We are facing the most violent elections in Mexico's history: Armando Vargas on Con los de Casa - Expat Community

We are facing the most violent elections in Mexico’s history: Armando Vargas on Con los de Casa

May 31, 2024 | Mexico, News & Articles | 0 comments

By Ariana Paredes

The Public Security consultant at Integralia described the Mexican State’s intervention as slow and insufficient in response to the violence in this electoral process.

The end of political campaigns in Mexico culminated in a tragic event, the assassination of Alfredo Cabrera, the mayoral candidate of Coyuca de Benítez in Guerrero.

The violence during this electoral season has been a significant issue. According to the latest report from Integralia, as of May 28, 2024, there have been 749 cases of political violence nationwide since the process began on September 7, 2023. The number is expected to reach 760 by the end of the elections on June 2.

This week on Con los de Casa, David Aponte, Maite Azuela, and Héctor De Mauleón meet with Armando Vargas, Public Security consultant at Integralia, in the program titled Elections under the Shadow of Crime.

To start, Armando Vargas pointed out the indelible mark of political violence in these elections, noting that the risk factors had been accumulating and were prone to explode this year.

“Today we can affirm, depending on the type of approaches, that we are facing the most violent elections in Mexico’s history.”

Maite Azuela mentions that Alfredo Cabrera’s assassination reminded her of the assassination of Luis Donaldo Colosio, 30 years ago in Lomas Taurinas, Tijuana.

“The tolerance we have reached with the levels of violence in the elections should have a limit, and hopefully, this is the limit,” she said.

Héctor de Mauleón stated that political violence erupted since 2018 and was reaffirmed in the 2021 elections because “it already had the clear mark of organized crime in the electoral process.”

He asserted that the advance of organized crime increased, and in these elections, the political violence exercised is related to territorial control.

“If one reviews the list of violent events in these elections, Guerrero leads the list,” De Mauleón pointed out, adding that Chiapas occupies the second place.

Armando Vargas highlighted the 230% increase in violence from 2018 to 2023 and pointed to three factors: greater accumulation in territories of non-traditional illicit markets, a higher number of criminal groups disputing territories, and the deterioration of the State’s institutional capacities.

“Violence allows criminal groups to intervene in the elections,” he mentioned.

Slow and insufficient, Armando Vargas described the Mexican State’s intervention in this electoral process.

Maite Azuela believes there is collusion between political forces and organized crime; “the ones who are supposed to protect you are taking sides with those who attacked you.”

Armando Vargas explained that there could be dynamics and relationships between the government and organized crime, indicating two types of dynamics: collaboration, where organizational growth is sought, and domination, where organized crime subjugates the government to grow organizationally.
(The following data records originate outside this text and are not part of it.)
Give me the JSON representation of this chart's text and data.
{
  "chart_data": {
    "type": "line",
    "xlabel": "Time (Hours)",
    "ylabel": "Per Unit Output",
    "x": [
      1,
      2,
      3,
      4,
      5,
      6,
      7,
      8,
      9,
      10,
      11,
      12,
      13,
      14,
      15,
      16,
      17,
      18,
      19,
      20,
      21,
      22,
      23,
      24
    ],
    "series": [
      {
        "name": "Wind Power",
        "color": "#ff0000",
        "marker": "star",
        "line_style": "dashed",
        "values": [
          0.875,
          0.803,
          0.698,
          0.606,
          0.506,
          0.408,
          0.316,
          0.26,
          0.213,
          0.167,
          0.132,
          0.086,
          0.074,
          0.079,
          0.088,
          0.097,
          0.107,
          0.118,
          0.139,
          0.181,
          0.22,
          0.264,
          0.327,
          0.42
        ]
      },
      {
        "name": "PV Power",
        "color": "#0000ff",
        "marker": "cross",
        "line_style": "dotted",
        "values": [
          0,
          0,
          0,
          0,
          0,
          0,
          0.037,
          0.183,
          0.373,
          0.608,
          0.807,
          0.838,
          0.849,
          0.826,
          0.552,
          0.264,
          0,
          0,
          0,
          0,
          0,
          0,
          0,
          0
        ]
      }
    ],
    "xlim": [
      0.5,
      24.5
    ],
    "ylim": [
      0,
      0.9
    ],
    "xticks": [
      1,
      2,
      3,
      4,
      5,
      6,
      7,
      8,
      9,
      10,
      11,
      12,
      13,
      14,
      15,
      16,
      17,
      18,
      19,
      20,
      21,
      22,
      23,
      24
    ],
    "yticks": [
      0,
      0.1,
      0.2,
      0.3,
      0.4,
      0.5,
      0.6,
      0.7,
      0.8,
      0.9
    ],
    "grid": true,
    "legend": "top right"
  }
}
He noted that without understanding these dynamics, one is attempting to address an unknown problem.

“The reality surpasses the President,” De Mauleón stated, referencing Andrés Manuel López Obrador’s comments about the current political campaigns, which he described as “very mild.”
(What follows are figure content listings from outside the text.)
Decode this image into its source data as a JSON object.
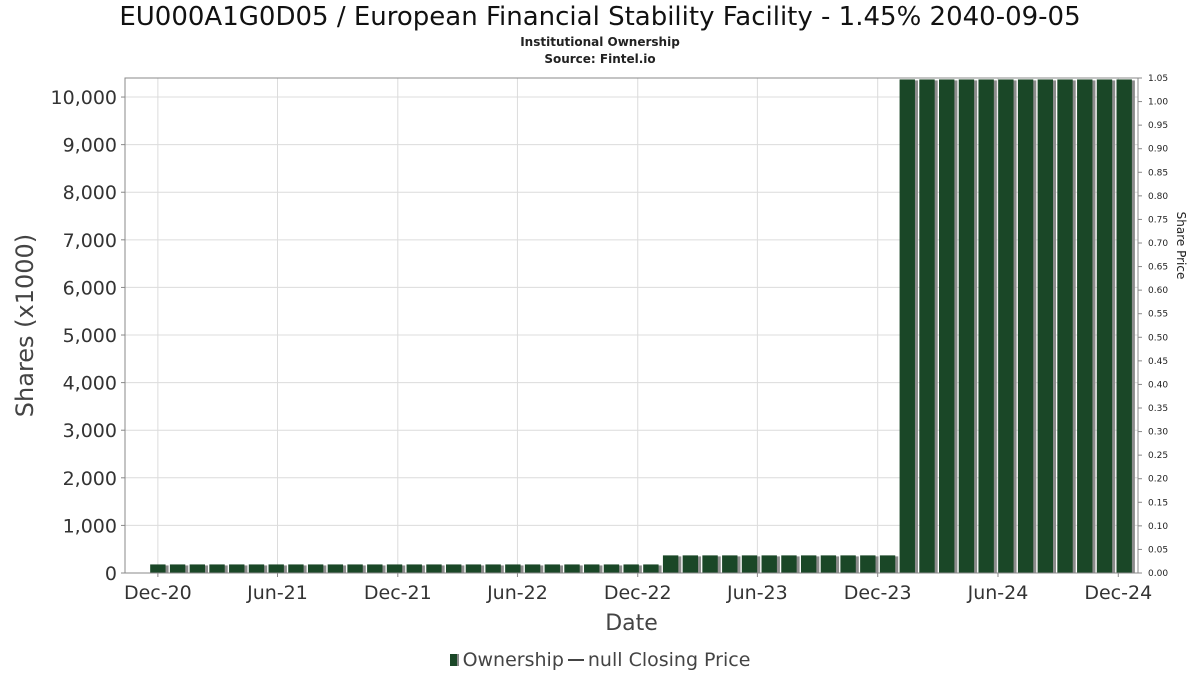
{
  "title": "EU000A1G0D05 / European Financial Stability Facility - 1.45% 2040-09-05",
  "subtitle": "Institutional Ownership",
  "source": "Source: Fintel.io",
  "legend": {
    "ownership": "Ownership",
    "price": "null Closing Price"
  },
  "colors": {
    "bar": "#1a4727",
    "bar_shadow": "#8c8c8c",
    "grid": "#dcdcdc",
    "axis": "#888888"
  },
  "chart_data": {
    "type": "bar",
    "xlabel": "Date",
    "ylabel": "Shares (x1000)",
    "y2label": "Share Price",
    "ylim": [
      0,
      10400
    ],
    "y2lim": [
      0,
      1.05
    ],
    "xlim": [
      "2020-10-12",
      "2024-12-31"
    ],
    "yticks": [
      "0",
      "1,000",
      "2,000",
      "3,000",
      "4,000",
      "5,000",
      "6,000",
      "7,000",
      "8,000",
      "9,000",
      "10,000"
    ],
    "y2ticks": [
      "0.00",
      "0.05",
      "0.10",
      "0.15",
      "0.20",
      "0.25",
      "0.30",
      "0.35",
      "0.40",
      "0.45",
      "0.50",
      "0.55",
      "0.60",
      "0.65",
      "0.70",
      "0.75",
      "0.80",
      "0.85",
      "0.90",
      "0.95",
      "1.00",
      "1.05"
    ],
    "xticks": [
      {
        "label": "Dec-20",
        "date": "2020-12-01"
      },
      {
        "label": "Jun-21",
        "date": "2021-06-01"
      },
      {
        "label": "Dec-21",
        "date": "2021-12-01"
      },
      {
        "label": "Jun-22",
        "date": "2022-06-01"
      },
      {
        "label": "Dec-22",
        "date": "2022-12-01"
      },
      {
        "label": "Jun-23",
        "date": "2023-06-01"
      },
      {
        "label": "Dec-23",
        "date": "2023-12-01"
      },
      {
        "label": "Jun-24",
        "date": "2024-06-01"
      },
      {
        "label": "Dec-24",
        "date": "2024-12-01"
      }
    ],
    "series": [
      {
        "name": "Ownership",
        "dates": [
          "2020-12-01",
          "2020-12-31",
          "2021-01-30",
          "2021-03-01",
          "2021-03-31",
          "2021-04-30",
          "2021-05-30",
          "2021-06-29",
          "2021-07-29",
          "2021-08-28",
          "2021-09-27",
          "2021-10-27",
          "2021-11-26",
          "2021-12-26",
          "2022-01-25",
          "2022-02-24",
          "2022-03-26",
          "2022-04-25",
          "2022-05-25",
          "2022-06-24",
          "2022-07-24",
          "2022-08-23",
          "2022-09-22",
          "2022-10-22",
          "2022-11-21",
          "2022-12-21",
          "2023-01-20",
          "2023-02-19",
          "2023-03-21",
          "2023-04-20",
          "2023-05-20",
          "2023-06-19",
          "2023-07-19",
          "2023-08-18",
          "2023-09-17",
          "2023-10-17",
          "2023-11-16",
          "2023-12-16",
          "2024-01-15",
          "2024-02-14",
          "2024-03-15",
          "2024-04-14",
          "2024-05-14",
          "2024-06-13",
          "2024-07-13",
          "2024-08-12",
          "2024-09-11",
          "2024-10-11",
          "2024-11-10",
          "2024-12-10"
        ],
        "values": [
          180,
          180,
          180,
          180,
          180,
          180,
          180,
          180,
          180,
          180,
          180,
          180,
          180,
          180,
          180,
          180,
          180,
          180,
          180,
          180,
          180,
          180,
          180,
          180,
          180,
          180,
          370,
          370,
          370,
          370,
          370,
          370,
          370,
          370,
          370,
          370,
          370,
          370,
          10370,
          10370,
          10370,
          10370,
          10370,
          10370,
          10370,
          10370,
          10370,
          10370,
          10370,
          10370
        ]
      }
    ]
  }
}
The Integralia Public Security consultant mentioned that one explanation for the higher number of murdered Morena candidates is their proximity to power; “whether as opposition or as officialdom, this makes criminal groups try to get close to figures who can give them access to power or threaten the power already established.”

Maite Azuela suggested that the number of assassinated Morena candidates might be due to the resistance they put up against organized crime, “because if there were this acquisition and growth of power shared with organized crime, they would not be desirable targets of those gaining political power with this force.”

Héctor de Mauleón recalled the assassination of Aníbal Zúñiga Cortés, a candidate for councilor in the municipality, and his wife Rubí Bravo Solís on Thursday, May 16. “There were signs that something terrible was happening,” he said.

He accused that, in response to these events, the reaction has been denial, blaming the media for sensationalism, calling it vulture season, claiming it is overblown, saying the election is mild, and that it is the most peaceful in Mexico.

Finally, Armando Vargas expressed that violence will have different effects on citizen participation and will motivate “protest votes.”